As a power user, I am concerned about the possibility of widespread adoption of your product and/or others like it.
I don't want my bank to ban me just because I use a browser extension to capture my own cookies from my own valid session and pipe them into a shell script I wrote to invoke curl to harvest my latest bank statement as a PDF and store it locally.
Supposing that your system wouldn't flag that activity as malicious, what about the vulgar things that I did to their servers while I was developing my archive-bank-statement tool?
NB. Please ignore the implication that my tool is complete or useful. It's not... :)
The main idea about Wallarm is to get inner knowledge of how the application works and how users use it. Based on this data, we craft dynamic rules for every single applications or API.
The simplest example is what data transmitted in different parameters of the form field or API calls. For example, it's OK if someone put an SQL Injection payload at Stack-overflow site in the form writing a security-related article. It can be a normal behavior. Meanwhile, SQL injection payload is probably a malicious thing for a login form at your bank website.
We wouldn't ban request only if it is sent with curl. There is a set of different factors and statistics that are taken into the account. E.g. if you run this requests too quickly and it is sent with curl, it can be considered as a malicious activity.
I'm glad to see innovation in this area. I have a few questions.
Can you tell me where (or even how) you acquired the data to train your machine learning system?
If you could go into some detail about the specific techniques you've used that would also be great to know.
Finally, what does your service do that is not provided by something like SiftScience? I imagine there is overlap here - is it that you primarily focus on web application security instead of fraud signaling?
1. Customers analyze traffic with locally installed NGINX-based instances (there is not DNS take-over). They send applications/traffic statistics to Wallarm Cloud so we can run machine-learning stuff. We had a lot of work done for initial training of the system using our own experience in web app security (more than 250+ pentests for top-tier companies + a lot of researches done by our team like SSRF bible). We also use different honeypots and now statistics of customers with a high volume traffic.
2. There are some details about ML technique covered by Ivan for another comment
3. We have different tasks with SiftScience. SiftScience provides a fraud-detection. Wallarm protects web apps and APIs against data breaches. But these tasks are related for some of our customers.

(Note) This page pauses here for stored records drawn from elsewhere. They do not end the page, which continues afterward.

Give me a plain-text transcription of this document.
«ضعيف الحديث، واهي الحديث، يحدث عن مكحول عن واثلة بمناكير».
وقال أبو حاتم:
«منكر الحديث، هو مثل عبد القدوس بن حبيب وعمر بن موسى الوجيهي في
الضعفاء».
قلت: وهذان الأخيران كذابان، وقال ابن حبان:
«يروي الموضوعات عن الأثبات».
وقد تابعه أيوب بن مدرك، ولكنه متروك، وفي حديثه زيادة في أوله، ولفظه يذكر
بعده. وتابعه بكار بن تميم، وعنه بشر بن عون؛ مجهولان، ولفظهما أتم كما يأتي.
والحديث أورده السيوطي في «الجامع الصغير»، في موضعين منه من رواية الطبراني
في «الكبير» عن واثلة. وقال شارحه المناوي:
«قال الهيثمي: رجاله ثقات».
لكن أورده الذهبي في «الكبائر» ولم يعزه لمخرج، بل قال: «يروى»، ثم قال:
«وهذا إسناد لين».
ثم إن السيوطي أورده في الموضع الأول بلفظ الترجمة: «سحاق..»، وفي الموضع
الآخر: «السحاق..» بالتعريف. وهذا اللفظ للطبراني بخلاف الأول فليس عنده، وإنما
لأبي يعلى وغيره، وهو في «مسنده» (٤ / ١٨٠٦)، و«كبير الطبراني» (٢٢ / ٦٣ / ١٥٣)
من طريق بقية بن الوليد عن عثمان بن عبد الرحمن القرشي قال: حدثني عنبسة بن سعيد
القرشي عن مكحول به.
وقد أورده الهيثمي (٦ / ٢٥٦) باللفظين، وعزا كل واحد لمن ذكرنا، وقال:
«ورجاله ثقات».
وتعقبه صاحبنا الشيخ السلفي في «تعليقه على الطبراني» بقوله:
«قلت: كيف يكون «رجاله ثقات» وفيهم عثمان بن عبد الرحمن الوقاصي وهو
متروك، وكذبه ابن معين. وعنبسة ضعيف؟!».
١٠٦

How much of your machine learning is used for understanding the application (as Ivan said elsewhere, clustering login functionality together), and how much is actually used for fingerprinting vulnerability identification attempts on the part of user input?
To place this in a broader context, you do not need machine learning for identifying many cases of malicious user input, you can rely on simple heuristics. There is likely no reason for a user to submit `<script>alert(1);</script`, which is an obvious test for XSS low hanging fruit. Any good WAF will do this.
Given that, does Wallarm use mostly heuristics for identifying malicious user input, or does it also combine machine learning into this process at all to find non-obvious input patterns that could be indicative of penetration testing attempts?
Our attack type recognition based on machine learning which can at first produce lexems and, secondly. syntax constructions (patterns) by existing attacks. For example, in the case of memcached injections (more details: https://www.blackhat.com/docs/us-14/materials/us-14-Novikov-...) we can train system to detect these attacks without regexps or new heuristic rules.
CEO and cofounder of Sift Science here. I think we are complementary, actually. Wallarm focuses on security vulnerabilities (like a more automated HackerOne), and we focus more on "application abuse" (user-level fraud).
Hackerone and Bugcrowd do a great job. And we recommmend to run bug-bounty programs all the time.
But companies which run fast and deploy code everyday with CI/CD (or several times a day) it's almost impossible not to introduce new vulnerabilities. This is where solutions for continuous security are incredibly helpful.
There are few different tasks for machine learning.
1. Traffic clustering (hierarchical clustering algorithms). We use ML to understand how your application works in terms of business logic. E.g. clustering numbers of HTTP requests for /login as cluster determined by (HTTP_header->HOST="yoursite.com" + HTTP_URL->"/login" + ...).
2. Data profiling inside clusters. We use statistical distribution algorithms to understand which data is normal for fields POST->login and POST->password inside cluster from p.1. It is not hardcoded data templates like "only digits" or smth like this. Wallarm generates profiles dynamically.
3. Fuzzy search. Those data which is abnormal (from p.2), we understand if it looks like XSS or SQLi or any other attack or not.